Non richiede grandi spiegazioni questo proverbio, tanto antico quanto il vizio del gioco. Ci è sembrato particolarmente adatto a questo periodo tra fine d’anno vecchio e inizio d’anno nuovo, in cui si gioca con gli amici o si attende l’estrazione dei biglietti della Lotteria Italia, la più famosa tra le lotterie nella nostra Nazione, anche se non la più antica.
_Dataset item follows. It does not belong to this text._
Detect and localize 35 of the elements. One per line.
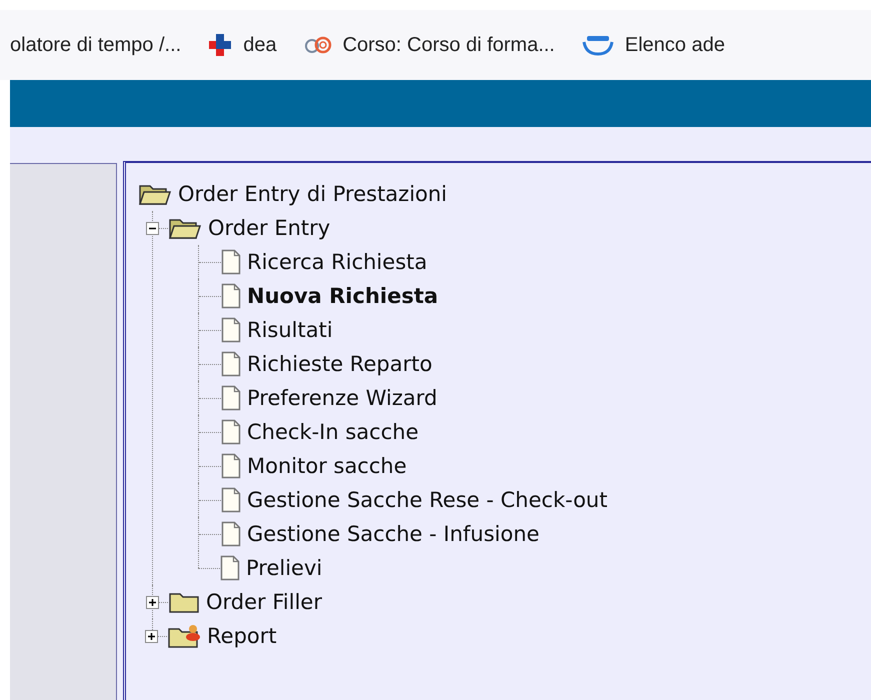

Tra lotto, superenalotto, scommesse lecite (e purtroppo illecite), lotterie, e, ormai, anche il bingo importato dagli Stati Uniti, l’Italia è una delle Nazioni in cui si gioca di più al mondo, per tentare la fortuna e diventare ricchi “facilmente”. Si tratta di giochi spesso innocenti e con azzardo ridotto al minimo che ci fanno sperare e sognare una vita di agi, riposo, viaggi e serenità (economica naturalmente).
Eppure è facile cadere nella trappola del vizio anche a partire da un semplice “gratta e vinci”. Certo che se poi si vince, si è tentati di riprovarci … e riprovarci … e riprovarci … Così a ripetizione e senza sosta, perché se una volta si vince, le dieci successive si perde. Ma, come è ben noto, la nostra memoria è opportunista: ci ricordiamo bene e con immenso piacere quando otteniamo un buon risultato, mentre tendiamo a dimenticare la mano persa o il giro andato male. E soprattutto desideriamo talmente tanto provare di nuovo l’immensa soddisfazione della vittoria, che consideriamo i casi sfortunati del tutto secondari, anzi necessari, quasi propedeutici, al nuovo incasso. Insomma, come appunto dice il proverbio, siamo pronti a pagare … pur di ritentare la sorte.
Ciò di cui si può esser certi leggendo il proverbio è che il popolo ci è già passato, ha già visto e provato, ha già elaborato e “digerito”, ha già giocato e vinto e perso. Pur acciaccato è andato oltre e non si farà troppo illudere neanche questa volta. E se non siamo troppo convinti che sia così e che finirà bene anche questa volta, incrociamo scaramanticamente le dita e affidiamoci alla sorte.